I've had troubles sleeping for a few years now, and even with therapy there's no easy fix. I started logging in late 2023 and I'm not really consistent, but so far I wrote over 10000 words in a word document. I love data visualization and I figured it might be a way to exorcise some bad thoughts. I actually did go a couple days without nightmares after making this. It's obviously not detailed but it's not for a research paper, just for me. In the future I might start logging more metadata and some data about my personal health to see how things correlate

Posted by moodybiatch

17 comments
  1. *Data:* my own dream diary, but I’m obviously not gonna share it here
    *Methods:* Canva, Google Spreadsheets and manual annotation

  2. This is great infography I hope you are better with those nightmares

    I recommande you to read Matthew Walker ‘why we sleep’ chapter about them. Their purpose is to forget traumatic experience by reliving them in your head, but a nightmare is when it’s too much for you and you wake up.

  3. I hope you feel better and get some better rest this year.
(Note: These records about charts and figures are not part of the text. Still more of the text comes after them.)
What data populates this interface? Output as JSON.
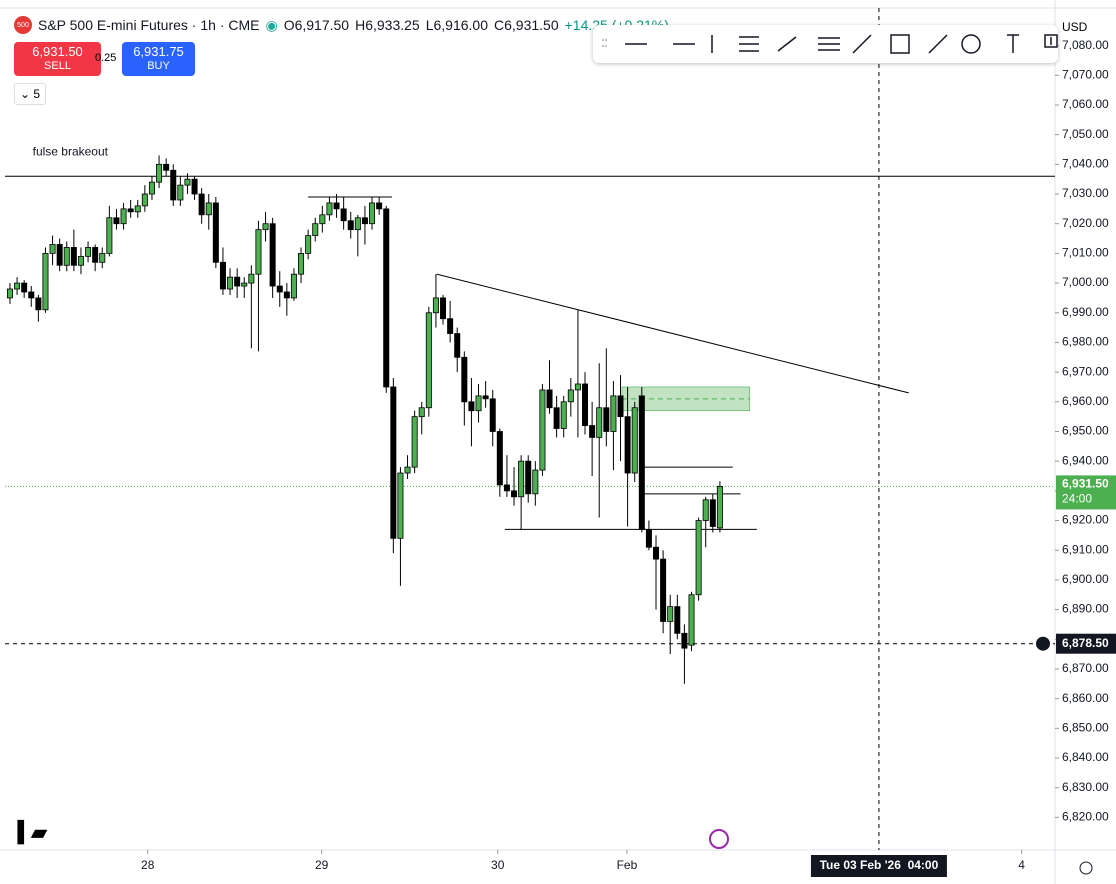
{
  "header": {
    "title": "S&P 500 E-mini Futures · 1h · CME",
    "open": "O6,917.50",
    "high": "H6,933.25",
    "low": "L6,916.00",
    "close": "C6,931.50",
    "change": "+14.25 (+0.21%)",
    "sell_price": "6,931.50",
    "sell": "SELL",
    "spread": "0.25",
    "buy_price": "6,931.75",
    "buy": "BUY",
    "lots": "5",
    "currency": "USD"
  },
  "chart_data": {
    "type": "candlestick",
    "up_color": "#4caf50",
    "down_color": "#000000",
    "xlim": [
      -0.7,
      147.2
    ],
    "ylim": [
      6809,
      7092
    ],
    "xticks": [
      {
        "value": 19.4,
        "label": "28"
      },
      {
        "value": 43.9,
        "label": "29"
      },
      {
        "value": 68.7,
        "label": "30"
      },
      {
        "value": 86.9,
        "label": "Feb"
      },
      {
        "value": 142.5,
        "label": "4"
      }
    ],
    "yticks": [
      {
        "value": 6820,
        "label": "6,820.00"
      },
      {
        "value": 6830,
        "label": "6,830.00"
      },
      {
        "value": 6840,
        "label": "6,840.00"
      },
      {
        "value": 6850,
        "label": "6,850.00"
      },
      {
        "value": 6860,
        "label": "6,860.00"
      },
      {
        "value": 6870,
        "label": "6,870.00"
      },
      {
        "value": 6880,
        "label": "6,880.00"
      },
      {
        "value": 6890,
        "label": "6,890.00"
      },
      {
        "value": 6900,
        "label": "6,900.00"
      },
      {
        "value": 6910,
        "label": "6,910.00"
      },
      {
        "value": 6920,
        "label": "6,920.00"
      },
      {
        "value": 6930,
        "label": "6,930.00"
      },
      {
        "value": 6940,
        "label": "6,940.00"
      },
      {
        "value": 6950,
        "label": "6,950.00"
      },
      {
        "value": 6960,
        "label": "6,960.00"
      },
      {
        "value": 6970,
        "label": "6,970.00"
      },
      {
        "value": 6980,
        "label": "6,980.00"
      },
      {
        "value": 6990,
        "label": "6,990.00"
      },
      {
        "value": 7000,
        "label": "7,000.00"
      },
      {
        "value": 7010,
        "label": "7,010.00"
      },
      {
        "value": 7020,
        "label": "7,020.00"
      },
      {
        "value": 7030,
        "label": "7,030.00"
      },
      {
        "value": 7040,
        "label": "7,040.00"
      },
      {
        "value": 7050,
        "label": "7,050.00"
      },
      {
        "value": 7060,
        "label": "7,060.00"
      },
      {
        "value": 7070,
        "label": "7,070.00"
      },
      {
        "value": 7080,
        "label": "7,080.00"
      }
    ],
    "ohlc": [
      [
        6995,
        7000,
        6993,
        6998
      ],
      [
        6998,
        7002,
        6996,
        7000
      ],
      [
        7000,
        7001,
        6995,
        6997
      ],
      [
        6997,
        6999,
        6992,
        6995
      ],
      [
        6995,
        6996,
        6987,
        6991
      ],
      [
        6991,
        7012,
        6990,
        7010
      ],
      [
        7010,
        7016,
        7006,
        7013
      ],
      [
        7013,
        7015,
        7004,
        7006
      ],
      [
        7006,
        7014,
        7004,
        7012
      ],
      [
        7012,
        7018,
        7004,
        7006
      ],
      [
        7006,
        7012,
        7003,
        7009
      ],
      [
        7009,
        7014,
        7007,
        7012
      ],
      [
        7012,
        7013,
        7004,
        7007
      ],
      [
        7007,
        7012,
        7005,
        7010
      ],
      [
        7010,
        7026,
        7009,
        7022
      ],
      [
        7022,
        7025,
        7018,
        7020
      ],
      [
        7020,
        7027,
        7018,
        7025
      ],
      [
        7025,
        7028,
        7022,
        7024
      ],
      [
        7024,
        7028,
        7022,
        7026
      ],
      [
        7026,
        7033,
        7024,
        7030
      ],
      [
        7030,
        7036,
        7028,
        7034
      ],
      [
        7034,
        7043,
        7032,
        7040
      ],
      [
        7040,
        7042,
        7036,
        7038
      ],
      [
        7038,
        7040,
        7026,
        7028
      ],
      [
        7028,
        7036,
        7026,
        7033
      ],
      [
        7033,
        7037,
        7030,
        7035
      ],
      [
        7035,
        7036,
        7028,
        7030
      ],
      [
        7030,
        7032,
        7020,
        7023
      ],
      [
        7023,
        7030,
        7018,
        7027
      ],
      [
        7027,
        7029,
        7005,
        7007
      ],
      [
        7007,
        7012,
        6996,
        6998
      ],
      [
        6998,
        7005,
        6996,
        7002
      ],
      [
        7002,
        7005,
        6995,
        6999
      ],
      [
        6999,
        7002,
        6995,
        7000
      ],
      [
        7000,
        7006,
        6978,
        7003
      ],
      [
        7003,
        7021,
        6977,
        7018
      ],
      [
        7018,
        7024,
        7014,
        7020
      ],
      [
        7020,
        7022,
        6995,
        6999
      ],
      [
        6999,
        7004,
        6992,
        6997
      ],
      [
        6997,
        7000,
        6989,
        6995
      ],
      [
        6995,
        7005,
        6994,
        7003
      ],
      [
        7003,
        7012,
        7000,
        7010
      ],
      [
        7010,
        7018,
        7008,
        7016
      ],
      [
        7016,
        7022,
        7014,
        7020
      ],
      [
        7020,
        7026,
        7017,
        7023
      ],
      [
        7023,
        7029,
        7021,
        7027
      ],
      [
        7027,
        7030,
        7022,
        7025
      ],
      [
        7025,
        7029,
        7018,
        7021
      ],
      [
        7021,
        7024,
        7015,
        7018
      ],
      [
        7018,
        7023,
        7009,
        7022
      ],
      [
        7022,
        7026,
        7013,
        7020
      ],
      [
        7020,
        7029,
        7018,
        7027
      ],
      [
        7027,
        7029,
        7023,
        7025
      ],
      [
        7025,
        7026,
        6963,
        6965
      ],
      [
        6965,
        6968,
        6909,
        6914
      ],
      [
        6914,
        6938,
        6898,
        6936
      ],
      [
        6936,
        6942,
        6934,
        6938
      ],
      [
        6938,
        6957,
        6936,
        6955
      ],
      [
        6955,
        6960,
        6949,
        6958
      ],
      [
        6958,
        6992,
        6955,
        6990
      ],
      [
        6990,
        7003,
        6985,
        6995
      ],
      [
        6995,
        6996,
        6986,
        6988
      ],
      [
        6988,
        6994,
        6980,
        6983
      ],
      [
        6983,
        6985,
        6970,
        6975
      ],
      [
        6975,
        6977,
        6952,
        6960
      ],
      [
        6960,
        6968,
        6945,
        6957
      ],
      [
        6957,
        6966,
        6953,
        6962
      ],
      [
        6962,
        6967,
        6958,
        6961
      ],
      [
        6961,
        6964,
        6945,
        6950
      ],
      [
        6950,
        6951,
        6928,
        6932
      ],
      [
        6932,
        6942,
        6928,
        6930
      ],
      [
        6930,
        6938,
        6925,
        6928
      ],
      [
        6928,
        6942,
        6917,
        6940
      ],
      [
        6940,
        6942,
        6926,
        6929
      ],
      [
        6929,
        6940,
        6925,
        6937
      ],
      [
        6937,
        6966,
        6935,
        6964
      ],
      [
        6964,
        6974,
        6956,
        6958
      ],
      [
        6958,
        6962,
        6948,
        6951
      ],
      [
        6951,
        6962,
        6948,
        6960
      ],
      [
        6960,
        6968,
        6955,
        6964
      ],
      [
        6964,
        6991,
        6948,
        6966
      ],
      [
        6966,
        6970,
        6949,
        6952
      ],
      [
        6952,
        6960,
        6935,
        6948
      ],
      [
        6948,
        6973,
        6921,
        6958
      ],
      [
        6958,
        6978,
        6945,
        6950
      ],
      [
        6950,
        6967,
        6937,
        6962
      ],
      [
        6962,
        6969,
        6940,
        6955
      ],
      [
        6955,
        6965,
        6918,
        6936
      ],
      [
        6936,
        6960,
        6933,
        6958
      ],
      [
        6962,
        6965,
        6916,
        6917
      ],
      [
        6917,
        6920,
        6910,
        6911
      ],
      [
        6911,
        6915,
        6890,
        6907
      ],
      [
        6907,
        6910,
        6882,
        6886
      ],
      [
        6886,
        6895,
        6875,
        6891
      ],
      [
        6891,
        6895,
        6880,
        6882
      ],
      [
        6882,
        6885,
        6865,
        6877
      ],
      [
        6878,
        6896,
        6876,
        6895
      ],
      [
        6895,
        6921,
        6893,
        6920
      ],
      [
        6920,
        6928,
        6911,
        6927
      ],
      [
        6927,
        6929,
        6916,
        6918
      ],
      [
        6917.5,
        6933.25,
        6916,
        6931.5
      ]
    ],
    "drawings": {
      "levels": [
        [
          7036,
          -0.7,
          147.2
        ],
        [
          7029,
          42,
          53.8
        ],
        [
          6917,
          69.7,
          105.2
        ],
        [
          6938,
          89.3,
          101.8
        ],
        [
          6929,
          89.3,
          102.9
        ]
      ],
      "trendline": [
        60.1,
        7003,
        126.6,
        6963
      ],
      "zone": [
        86.2,
        104.2,
        6957,
        6965
      ],
      "note": {
        "text": "fulse brakeout",
        "x": 8.5,
        "y": 7044
      }
    },
    "last_price": {
      "value": 6931.5,
      "label": "6,931.50",
      "countdown": "24:00"
    },
    "crosshair": {
      "x": 122.4,
      "y": 6878.5,
      "y_label": "6,878.50",
      "x_label": "Tue 03 Feb '26  04:00"
    }
  }
}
Super pretty visualization.

  4. gore as in “look here is a dead kitten that has been run over by a 40 wheeler” or gore as in “the persons chest is open, while his heart is still beating”

  5. Wow that’s a lot of nightmares, I rarely dream at all I wonder how that must feel.

  6. If you want to reduce the intensity and frequency of your nightmares, Image Reheral Therapy (IRT) is an effeciant method with a ton of clinical support.

  7. Lack of quality sleep = user name checks out. Sorry u have to deal with that.

  8. Which category did you put the “school presentation in my underwear” dreams in?

  9. Wow! My last nightmare was like 4 years ago. I very rarely have them—maybe a handful since adulthood. I usually just lucid dream out of them when I realize it is a dream. I’ve never woke up out of fear though.

  10. Cool concept. The presentation is a bit redundant and confusing.

    Having nightmares for a 3rd of your nights is a little concerning.

    If one dreams about a bear before one encounters a bear, one is less likely to simply panic, lose their mind, and suffer harm from the bear. The simulation of a dream allows one to practice hypothetical situations and build implicit reactions from them without any real world risk. This leads to a sense of having done something about the topic — that you are in some sense at least prepared for it. I think it’s a mechanism for reducing stress (even when dreaming about stressful things) and evolved in a time when you didn’t witness anything which wasn’t really a possibility for you. For better or worse, we don’t live in that time anymore and in content on the internet can screw up this mechanism.

    If you’re having nightmares for 1/3 of your nights, you should probably stop doing things like browsing thegrittypast. Filling your brain with that kind of content is going to prime it to prepare for those kinds of situations.

  11. carry a gun daily. Obviously you need to feel capable of defending yourself under danger on a subconscious level.

  12. Well this is awful. I don’t think I’ve had 135 nightmares in my life to date and I’m 33.

  13. Geese, this is dark, hahaha. I hope you feel better soon. I have to say, this is very original self-recorded data.